Missionário da Consolata na Colômbia e no Equador...

quarta-feira, 22 de junho de 2011

SER TEOLOGO NOS DIAS DE HOJE

Edil Tadeu Pereira França – LMC

Téologo


Sei que é muito difícil propor-se um modelo de reflexão e interpretação da Palavra de Deus; pois o espírito da comunidade e os traços do pregador precisam favorecer a espiritualidade e a vivencia cristã da forma de evangelizar, e ao assistir um homem de Deus esmurrar a mesa do altar por duas vezes, chegando a derrubar o crucifixo, penso na qualidade de ser teólogo em uma igreja que nos abre para o discurso e a união através de nossa palavra, espelhada na Sagrada Escritura.

O grande sábio dos tempos da Reforma, Erasmo de Roterdam (+1536) observava: que "existe algo de sobre humano na profissão do teólogo", por isso fazer teologia não é uma tarefa como qualquer outra como ver um filme ou ir ao teatro. É coisa seríssima, pois se trabalha com a categoria "Deus" que não é um objeto tangível como todos os demais, Portanto, cabe à teologia ocupar-se também de outras coisas que não Deus, desde que se faça "à luz de Deus". Falar de Deus e ainda das coisas é uma tarefa quase irrealizável. Portanto não pode o teólogo se deixar levar pelas coisas meramente humanas, usando apenas sua capacidade de síntese pegando o fio central de sua pregação de forma harmônica e coerente de acordo com a comunidade, sua história e caminhada, e o jeito hermenêutico de entender a pregação por sua forma cultural. Mas ao falar sob a perspectiva de Deus,  que pressupõe conhecer previamente estas realidades de forma critica e não ingênua, respeitando sua autonomia e acolhendo seus resultados mais seguros. Somente depois deste árduo trabalho intelectual, pode o teólogo se perguntar como fica a comunidade quando confrontada com a experiência da Palavra de Deus? Como se encaixa numa visão mais transcendente da vida e da história?

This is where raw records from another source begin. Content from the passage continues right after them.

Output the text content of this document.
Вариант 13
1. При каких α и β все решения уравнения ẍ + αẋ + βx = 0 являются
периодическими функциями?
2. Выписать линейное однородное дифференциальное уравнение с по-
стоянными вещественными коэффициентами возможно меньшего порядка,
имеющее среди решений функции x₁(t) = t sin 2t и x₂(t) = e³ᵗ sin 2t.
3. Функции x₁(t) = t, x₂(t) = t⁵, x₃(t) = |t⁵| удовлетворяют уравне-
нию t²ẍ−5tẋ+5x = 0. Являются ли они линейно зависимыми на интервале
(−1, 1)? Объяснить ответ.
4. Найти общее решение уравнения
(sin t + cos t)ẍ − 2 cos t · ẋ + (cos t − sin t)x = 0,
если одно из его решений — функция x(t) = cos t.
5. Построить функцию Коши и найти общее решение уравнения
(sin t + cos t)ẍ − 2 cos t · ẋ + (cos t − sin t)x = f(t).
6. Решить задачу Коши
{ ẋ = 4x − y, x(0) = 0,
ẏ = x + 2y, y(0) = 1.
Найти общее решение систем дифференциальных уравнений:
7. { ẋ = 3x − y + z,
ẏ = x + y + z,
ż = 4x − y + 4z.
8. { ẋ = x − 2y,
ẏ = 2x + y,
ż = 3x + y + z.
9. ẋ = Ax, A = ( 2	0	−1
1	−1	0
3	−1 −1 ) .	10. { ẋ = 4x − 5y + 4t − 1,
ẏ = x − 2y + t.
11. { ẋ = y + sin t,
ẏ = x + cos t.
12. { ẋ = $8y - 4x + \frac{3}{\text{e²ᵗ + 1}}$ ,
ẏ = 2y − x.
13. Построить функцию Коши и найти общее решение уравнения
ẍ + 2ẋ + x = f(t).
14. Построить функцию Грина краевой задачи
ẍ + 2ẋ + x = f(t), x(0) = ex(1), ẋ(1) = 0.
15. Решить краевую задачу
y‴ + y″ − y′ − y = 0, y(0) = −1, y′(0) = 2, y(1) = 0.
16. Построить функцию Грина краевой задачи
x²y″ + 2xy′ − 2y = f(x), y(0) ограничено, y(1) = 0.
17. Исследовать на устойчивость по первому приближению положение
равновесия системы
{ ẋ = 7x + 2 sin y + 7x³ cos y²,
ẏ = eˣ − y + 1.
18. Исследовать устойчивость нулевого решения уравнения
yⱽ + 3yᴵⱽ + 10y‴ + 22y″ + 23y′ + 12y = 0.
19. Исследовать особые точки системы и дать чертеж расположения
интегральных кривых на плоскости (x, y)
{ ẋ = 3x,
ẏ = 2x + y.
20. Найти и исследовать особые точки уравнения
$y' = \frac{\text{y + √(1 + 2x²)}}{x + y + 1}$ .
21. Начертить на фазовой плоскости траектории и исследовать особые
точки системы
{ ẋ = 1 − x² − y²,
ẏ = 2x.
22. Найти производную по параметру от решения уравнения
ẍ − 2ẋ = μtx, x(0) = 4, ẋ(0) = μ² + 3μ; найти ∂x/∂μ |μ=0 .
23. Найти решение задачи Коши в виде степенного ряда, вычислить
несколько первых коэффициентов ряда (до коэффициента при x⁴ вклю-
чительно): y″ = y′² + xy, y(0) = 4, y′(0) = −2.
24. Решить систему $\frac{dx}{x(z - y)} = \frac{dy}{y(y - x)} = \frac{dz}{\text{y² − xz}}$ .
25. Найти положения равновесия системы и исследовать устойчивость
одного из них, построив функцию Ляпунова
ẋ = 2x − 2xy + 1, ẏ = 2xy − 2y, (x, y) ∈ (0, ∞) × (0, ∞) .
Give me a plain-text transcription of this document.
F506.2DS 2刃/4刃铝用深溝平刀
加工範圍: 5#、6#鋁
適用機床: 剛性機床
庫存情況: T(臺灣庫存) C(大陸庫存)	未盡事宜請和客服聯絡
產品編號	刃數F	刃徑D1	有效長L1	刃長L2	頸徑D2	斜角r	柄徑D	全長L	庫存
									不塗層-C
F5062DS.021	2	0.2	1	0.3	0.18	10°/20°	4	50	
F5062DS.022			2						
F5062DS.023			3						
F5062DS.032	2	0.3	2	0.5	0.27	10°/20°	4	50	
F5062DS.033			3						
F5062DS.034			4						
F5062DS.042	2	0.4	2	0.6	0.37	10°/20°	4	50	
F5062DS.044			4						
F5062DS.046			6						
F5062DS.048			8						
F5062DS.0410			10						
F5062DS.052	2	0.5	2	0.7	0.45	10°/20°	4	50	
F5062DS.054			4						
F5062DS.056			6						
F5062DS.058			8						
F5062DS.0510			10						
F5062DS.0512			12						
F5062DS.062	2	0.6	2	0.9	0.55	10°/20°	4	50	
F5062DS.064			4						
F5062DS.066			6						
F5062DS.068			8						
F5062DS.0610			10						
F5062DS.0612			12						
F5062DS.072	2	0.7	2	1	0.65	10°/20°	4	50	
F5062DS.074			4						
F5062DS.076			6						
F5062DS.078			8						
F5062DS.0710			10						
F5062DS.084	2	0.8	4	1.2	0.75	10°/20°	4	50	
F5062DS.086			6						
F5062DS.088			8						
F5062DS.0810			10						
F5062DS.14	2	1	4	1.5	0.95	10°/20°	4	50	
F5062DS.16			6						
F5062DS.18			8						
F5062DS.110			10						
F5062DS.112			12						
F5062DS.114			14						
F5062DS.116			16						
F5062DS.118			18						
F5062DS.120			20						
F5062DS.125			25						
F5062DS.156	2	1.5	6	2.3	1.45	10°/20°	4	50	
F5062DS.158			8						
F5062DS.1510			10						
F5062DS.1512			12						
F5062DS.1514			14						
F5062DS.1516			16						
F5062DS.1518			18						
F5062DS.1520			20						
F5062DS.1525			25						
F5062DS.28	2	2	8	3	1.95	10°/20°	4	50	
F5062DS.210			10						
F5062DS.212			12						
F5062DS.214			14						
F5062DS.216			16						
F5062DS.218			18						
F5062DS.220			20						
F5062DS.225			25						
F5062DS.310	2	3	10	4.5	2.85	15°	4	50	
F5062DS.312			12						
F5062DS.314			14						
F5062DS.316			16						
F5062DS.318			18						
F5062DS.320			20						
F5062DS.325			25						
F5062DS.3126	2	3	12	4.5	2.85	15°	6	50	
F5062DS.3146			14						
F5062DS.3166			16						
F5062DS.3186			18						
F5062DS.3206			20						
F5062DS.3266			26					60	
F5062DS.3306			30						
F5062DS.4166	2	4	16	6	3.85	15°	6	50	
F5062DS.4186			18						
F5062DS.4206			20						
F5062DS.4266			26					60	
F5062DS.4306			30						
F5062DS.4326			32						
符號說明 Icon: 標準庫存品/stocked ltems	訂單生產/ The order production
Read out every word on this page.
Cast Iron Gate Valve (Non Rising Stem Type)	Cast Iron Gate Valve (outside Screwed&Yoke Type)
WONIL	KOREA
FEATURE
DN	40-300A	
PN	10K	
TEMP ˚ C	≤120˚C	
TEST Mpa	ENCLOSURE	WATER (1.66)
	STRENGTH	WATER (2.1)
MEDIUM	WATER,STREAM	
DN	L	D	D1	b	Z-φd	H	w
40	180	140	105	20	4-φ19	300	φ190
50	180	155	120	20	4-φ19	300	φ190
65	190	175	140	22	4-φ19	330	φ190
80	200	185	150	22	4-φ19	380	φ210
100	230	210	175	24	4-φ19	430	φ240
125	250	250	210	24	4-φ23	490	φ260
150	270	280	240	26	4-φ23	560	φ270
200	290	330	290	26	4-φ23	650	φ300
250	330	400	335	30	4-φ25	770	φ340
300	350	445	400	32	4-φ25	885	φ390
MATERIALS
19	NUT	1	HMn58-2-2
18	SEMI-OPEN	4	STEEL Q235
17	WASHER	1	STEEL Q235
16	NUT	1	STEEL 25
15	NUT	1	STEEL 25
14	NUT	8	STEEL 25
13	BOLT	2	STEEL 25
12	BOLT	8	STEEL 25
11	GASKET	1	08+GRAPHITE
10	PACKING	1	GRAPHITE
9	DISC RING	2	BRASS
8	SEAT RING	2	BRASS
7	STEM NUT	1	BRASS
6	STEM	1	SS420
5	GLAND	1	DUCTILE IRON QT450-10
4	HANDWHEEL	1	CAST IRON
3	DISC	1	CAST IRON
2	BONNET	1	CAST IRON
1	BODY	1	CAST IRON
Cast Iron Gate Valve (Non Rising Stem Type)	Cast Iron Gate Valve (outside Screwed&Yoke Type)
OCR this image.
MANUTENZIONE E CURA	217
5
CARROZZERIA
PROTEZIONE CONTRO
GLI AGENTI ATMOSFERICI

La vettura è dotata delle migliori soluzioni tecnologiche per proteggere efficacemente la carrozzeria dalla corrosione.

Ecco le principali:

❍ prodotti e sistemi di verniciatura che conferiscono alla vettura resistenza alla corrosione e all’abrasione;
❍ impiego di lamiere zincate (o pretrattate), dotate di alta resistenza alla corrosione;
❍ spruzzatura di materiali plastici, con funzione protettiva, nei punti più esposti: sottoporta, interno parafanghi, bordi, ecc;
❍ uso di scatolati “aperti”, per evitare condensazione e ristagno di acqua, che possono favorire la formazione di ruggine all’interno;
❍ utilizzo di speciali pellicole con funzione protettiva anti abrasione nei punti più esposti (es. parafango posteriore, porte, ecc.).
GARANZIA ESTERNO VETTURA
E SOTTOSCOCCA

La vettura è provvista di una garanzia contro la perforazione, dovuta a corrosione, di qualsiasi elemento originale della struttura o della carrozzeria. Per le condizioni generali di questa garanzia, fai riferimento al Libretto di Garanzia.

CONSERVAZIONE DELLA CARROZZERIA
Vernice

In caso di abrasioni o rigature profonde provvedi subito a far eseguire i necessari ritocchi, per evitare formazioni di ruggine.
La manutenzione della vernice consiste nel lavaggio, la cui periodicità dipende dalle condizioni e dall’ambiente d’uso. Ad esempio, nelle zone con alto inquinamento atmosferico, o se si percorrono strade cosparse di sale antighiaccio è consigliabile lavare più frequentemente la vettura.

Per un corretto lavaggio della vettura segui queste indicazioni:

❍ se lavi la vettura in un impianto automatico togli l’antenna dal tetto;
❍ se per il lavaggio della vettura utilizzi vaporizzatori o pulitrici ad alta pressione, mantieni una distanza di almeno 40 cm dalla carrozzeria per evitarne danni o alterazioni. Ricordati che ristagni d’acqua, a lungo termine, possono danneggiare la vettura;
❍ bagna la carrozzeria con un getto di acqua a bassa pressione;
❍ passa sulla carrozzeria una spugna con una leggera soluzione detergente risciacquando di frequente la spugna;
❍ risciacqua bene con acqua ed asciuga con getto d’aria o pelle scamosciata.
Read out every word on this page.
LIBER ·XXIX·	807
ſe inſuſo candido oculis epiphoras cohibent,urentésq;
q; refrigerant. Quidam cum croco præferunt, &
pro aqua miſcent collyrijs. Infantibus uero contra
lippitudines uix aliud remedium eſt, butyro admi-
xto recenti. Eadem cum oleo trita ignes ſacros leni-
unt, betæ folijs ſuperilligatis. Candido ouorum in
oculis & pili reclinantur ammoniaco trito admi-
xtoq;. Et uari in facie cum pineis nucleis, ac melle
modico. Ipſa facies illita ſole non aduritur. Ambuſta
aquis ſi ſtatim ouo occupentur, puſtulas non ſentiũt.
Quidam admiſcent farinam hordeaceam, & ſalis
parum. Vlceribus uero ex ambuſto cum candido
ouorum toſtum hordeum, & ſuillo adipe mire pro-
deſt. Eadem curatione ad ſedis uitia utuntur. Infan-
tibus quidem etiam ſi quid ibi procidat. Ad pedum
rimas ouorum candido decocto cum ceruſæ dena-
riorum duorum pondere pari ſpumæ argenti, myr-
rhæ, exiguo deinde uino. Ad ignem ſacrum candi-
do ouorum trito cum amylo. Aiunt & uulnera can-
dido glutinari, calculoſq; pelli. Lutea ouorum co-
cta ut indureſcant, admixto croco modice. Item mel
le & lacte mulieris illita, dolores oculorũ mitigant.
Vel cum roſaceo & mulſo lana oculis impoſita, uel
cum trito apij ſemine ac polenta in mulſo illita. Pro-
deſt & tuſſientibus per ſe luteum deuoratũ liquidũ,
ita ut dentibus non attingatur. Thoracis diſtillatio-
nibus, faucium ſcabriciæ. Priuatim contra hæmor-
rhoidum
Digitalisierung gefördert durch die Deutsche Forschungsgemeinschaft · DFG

Para teologizar um povo deve o teólogo ter convicção que o Deus crucificado não é um Deus poderoso e controlador, que trata de submeter os Seus filhos e filhas procurando sempre a Sua glória e honrarias. Mas é um Deus humilde e paciente, que respeita até ao final a liberdade do ser humano, mesmo que nós abusemos uma e outra vez do Seu amor. Não pode aquele que estudou Deus por essência usar de um modo apenas lógico, correndo o risco de enveredar-se por uma teologia que não merece este nome porque é preguiçosa e renuncia a pensar Deus. Apenas pensa o que os outros pensaram ou o que o que disseram, ou apenas suas palavras e intenções; mas a tarefa do teólogo, já ensinava o maior deles, Tomás de Aquino, na primeira questão da Suma Teológica é: estudar Deus e sua revelação e, em seguida, todas as demais coisas "à luz de Deus" (sub ratione Dei), pois Ele é o princípio e o fim de tudo; para daí então se colocar a fazer homilias ou sermões sem ofender a dignidade do homem igreja e a Divindade de Deus Criador. Portanto deve o teólogo ter bom senso para perceber quando seu discurso está animando a assembléia ou a desestabilizando,  é necessário que os teólogos desenvolvam a capacidade de ouvir criticas ou vozes que procuram construir a comunidade; uma vez que falar muito nem sempre significa estar atingindo seus objetivos; e acrescente-se a isto certos vícios gramaticais e uma linguagem ultrapassada ou discursos que transformam as homilias em discursos moralizantes e acusativos.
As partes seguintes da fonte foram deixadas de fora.